Erst vor wenigen Jahren wurde Uganda, ein ruhiges ostafrikanisches Land mit 41 Millionen Einwohnern, als das schwulenfeindlichste Land der Welt bekannt. Homophobe amerikanische Evangelikale taten sich mit ugandischen Politikern und religiösen Persönlichkeiten zusammen, um vor der drohenden globalen Homosexuellen-Agenda zu warnen. Um die Schwulen in Schach zu halten, so behaupteten sie, müsse Uganda strengere Strafen verhängen. Vierzehn Jahre Gefängnis - die Höchststrafe für homosexuelle Handlungen - reichten nicht aus.

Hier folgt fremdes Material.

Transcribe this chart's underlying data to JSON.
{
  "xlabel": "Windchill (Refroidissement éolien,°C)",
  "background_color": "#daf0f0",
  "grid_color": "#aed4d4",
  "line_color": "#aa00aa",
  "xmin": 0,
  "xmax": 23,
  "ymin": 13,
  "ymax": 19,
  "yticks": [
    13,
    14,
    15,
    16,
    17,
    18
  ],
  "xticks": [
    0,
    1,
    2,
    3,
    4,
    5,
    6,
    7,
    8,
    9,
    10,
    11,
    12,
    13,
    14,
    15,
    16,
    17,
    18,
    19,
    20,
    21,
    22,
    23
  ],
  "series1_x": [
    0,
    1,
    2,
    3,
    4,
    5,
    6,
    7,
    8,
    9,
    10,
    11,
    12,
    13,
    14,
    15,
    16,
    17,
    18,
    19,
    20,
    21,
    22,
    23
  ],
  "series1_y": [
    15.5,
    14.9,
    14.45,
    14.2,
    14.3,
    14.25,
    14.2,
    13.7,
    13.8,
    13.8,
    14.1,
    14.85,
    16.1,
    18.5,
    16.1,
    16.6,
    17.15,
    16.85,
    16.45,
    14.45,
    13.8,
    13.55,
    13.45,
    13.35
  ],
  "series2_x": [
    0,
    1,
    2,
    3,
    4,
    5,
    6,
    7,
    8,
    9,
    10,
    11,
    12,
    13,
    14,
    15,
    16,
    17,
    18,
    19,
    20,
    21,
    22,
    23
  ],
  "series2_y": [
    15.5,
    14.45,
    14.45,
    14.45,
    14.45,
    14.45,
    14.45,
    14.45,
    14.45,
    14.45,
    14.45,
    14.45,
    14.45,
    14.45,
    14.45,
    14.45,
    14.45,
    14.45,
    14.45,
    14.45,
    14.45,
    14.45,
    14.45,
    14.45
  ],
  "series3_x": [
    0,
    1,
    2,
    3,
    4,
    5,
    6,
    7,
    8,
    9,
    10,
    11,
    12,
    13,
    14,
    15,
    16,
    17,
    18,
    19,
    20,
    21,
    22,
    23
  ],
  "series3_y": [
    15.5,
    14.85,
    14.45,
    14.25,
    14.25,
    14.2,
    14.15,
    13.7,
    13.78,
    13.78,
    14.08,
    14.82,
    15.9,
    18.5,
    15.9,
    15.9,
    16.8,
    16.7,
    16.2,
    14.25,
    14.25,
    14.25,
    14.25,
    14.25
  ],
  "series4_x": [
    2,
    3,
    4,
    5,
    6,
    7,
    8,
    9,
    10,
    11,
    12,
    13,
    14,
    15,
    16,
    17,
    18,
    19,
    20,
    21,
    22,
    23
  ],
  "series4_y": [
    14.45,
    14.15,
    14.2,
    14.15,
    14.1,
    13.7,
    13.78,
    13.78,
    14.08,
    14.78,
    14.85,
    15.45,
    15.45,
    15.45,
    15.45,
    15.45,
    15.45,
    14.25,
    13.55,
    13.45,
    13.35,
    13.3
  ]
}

Nach dem Anti-Homosexualitätsgesetz von 2014, dessen ursprünglicher Entwurf die Todesstrafe für "schwere Homosexualität" vorsah, könnten Sodomisierer und alle, die ihnen Unterschlupf gewähren, lebenslang eingesperrt werden. Das Gesetz wurde zwar nach nur sechs Monaten wieder aufgehoben, aber die damit einhergehende Anti-LGBTQ-Stimmung ist noch immer präsent.
Das Leben in Kampala, der Hauptstadt des Landes und Heimat von 1,5 Millionen Menschen, wurde für Schwule, Lesben und Transgender-Ugander zu einem Albtraum: Einige von ihnen wurden auf der Straße verprügelt und ausgezogen, von wütenden Mobs gejagt oder ins Gefängnis gesteckt.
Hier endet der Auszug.